Holding Up Through the Downturn
New Zealand’s construction industry has been through one of its most sustained downturns in recent memory. For the tradespeople working through it — managing inconsistent hours, financial pressure, and the uncertainty of a sector adjusting to lower demand — the question of mental health is not theoretical. It is the daily reality of people who are used to working hard but not always used to talking about how they are doing.

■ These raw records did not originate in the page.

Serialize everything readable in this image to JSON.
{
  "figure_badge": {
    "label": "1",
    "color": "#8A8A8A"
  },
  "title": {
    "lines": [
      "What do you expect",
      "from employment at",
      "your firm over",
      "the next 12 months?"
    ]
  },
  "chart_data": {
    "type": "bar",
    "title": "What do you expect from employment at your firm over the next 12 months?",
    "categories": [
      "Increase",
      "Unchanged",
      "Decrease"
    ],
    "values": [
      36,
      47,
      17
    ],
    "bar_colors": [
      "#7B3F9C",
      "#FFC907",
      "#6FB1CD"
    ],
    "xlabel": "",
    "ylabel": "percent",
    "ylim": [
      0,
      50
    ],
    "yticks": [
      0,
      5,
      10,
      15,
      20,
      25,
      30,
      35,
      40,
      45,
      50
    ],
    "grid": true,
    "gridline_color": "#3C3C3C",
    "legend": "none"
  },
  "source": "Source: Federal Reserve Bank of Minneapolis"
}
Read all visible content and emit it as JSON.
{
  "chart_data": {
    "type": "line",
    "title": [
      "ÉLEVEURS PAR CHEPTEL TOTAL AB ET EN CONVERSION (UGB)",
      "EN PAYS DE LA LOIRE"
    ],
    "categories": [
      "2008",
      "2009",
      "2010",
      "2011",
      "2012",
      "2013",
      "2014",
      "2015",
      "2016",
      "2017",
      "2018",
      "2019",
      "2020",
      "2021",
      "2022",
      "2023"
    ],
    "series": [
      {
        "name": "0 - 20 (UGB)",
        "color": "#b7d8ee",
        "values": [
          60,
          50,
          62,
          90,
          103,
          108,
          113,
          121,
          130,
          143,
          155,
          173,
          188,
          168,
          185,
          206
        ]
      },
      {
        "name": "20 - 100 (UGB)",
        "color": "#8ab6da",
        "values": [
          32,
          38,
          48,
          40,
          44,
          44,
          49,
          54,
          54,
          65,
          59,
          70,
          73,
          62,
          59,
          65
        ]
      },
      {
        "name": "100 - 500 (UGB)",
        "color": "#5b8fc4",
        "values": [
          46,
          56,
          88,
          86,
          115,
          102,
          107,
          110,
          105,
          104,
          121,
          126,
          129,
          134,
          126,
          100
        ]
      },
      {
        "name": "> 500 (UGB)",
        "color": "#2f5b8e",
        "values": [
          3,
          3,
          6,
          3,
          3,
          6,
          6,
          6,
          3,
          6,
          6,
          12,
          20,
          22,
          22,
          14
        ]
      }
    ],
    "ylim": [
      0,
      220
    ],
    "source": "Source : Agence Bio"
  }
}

The 2025 Live Well, Build Well survey, drawing on responses from 641 builders and tradespeople, finds that the industry is holding up — but with cracks showing. Twenty-five percent of respondents experience stress always or most of the time. Twenty-five percent struggle to maintain a workable balance between their professional and personal lives. Fifteen percent cite inconsistent or insufficient work hours as a primary challenge, up from eight percent the previous year — a direct reflection of the slowdown’s practical effect on people’s weeks and pay packets.
What Is Working
The programme, which engaged 6,500 workers over the past year, has shown measurable shifts in how the industry talks about mental health. The proportion of workers willing to share personal mental health stories increased from 32 percent to 38 percent year-on-year. Those reporting that the programme helped them manage their emotional health doubled from three percent to six percent — a modest figure in absolute terms, but a meaningful directional shift in an industry that has historically treated stoicism as a professional virtue.
The most effective coping strategies workers identified were practical and social rather than clinical: regular social connection, physical exercise, eating well, rest and relaxation, helping others, and maintaining organised routines. These are not surprising findings, but they matter because they are strategies that employers and site managers can actively support rather than simply noting with approval.
The Programme’s Expansion
Live Well, Build Well has grown its reach through a champion network of workers who act as peer connectors on site, a free online mental fitness course, and a partnership with ITM that broadens access through the merchant’s national network. The champion model is particularly valuable: peer-to-peer conversations about wellbeing carry more weight in a trades environment than programmes delivered from outside the industry, because they come from people who understand the specific pressures of the work.
What Employers Can Do
The survey findings point clearly to the employer’s role. Work-life balance, consistent hours, and financial security are wellbeing factors — not separate from business management but directly connected to it. Firms that schedule work to provide consistent hours, communicate clearly about project timelines and workload expectations, and treat team members with genuine respect are providing the structural conditions under which wellbeing programmes can take root. Without those foundations, even the best mental health initiative is addressing symptoms rather than causes.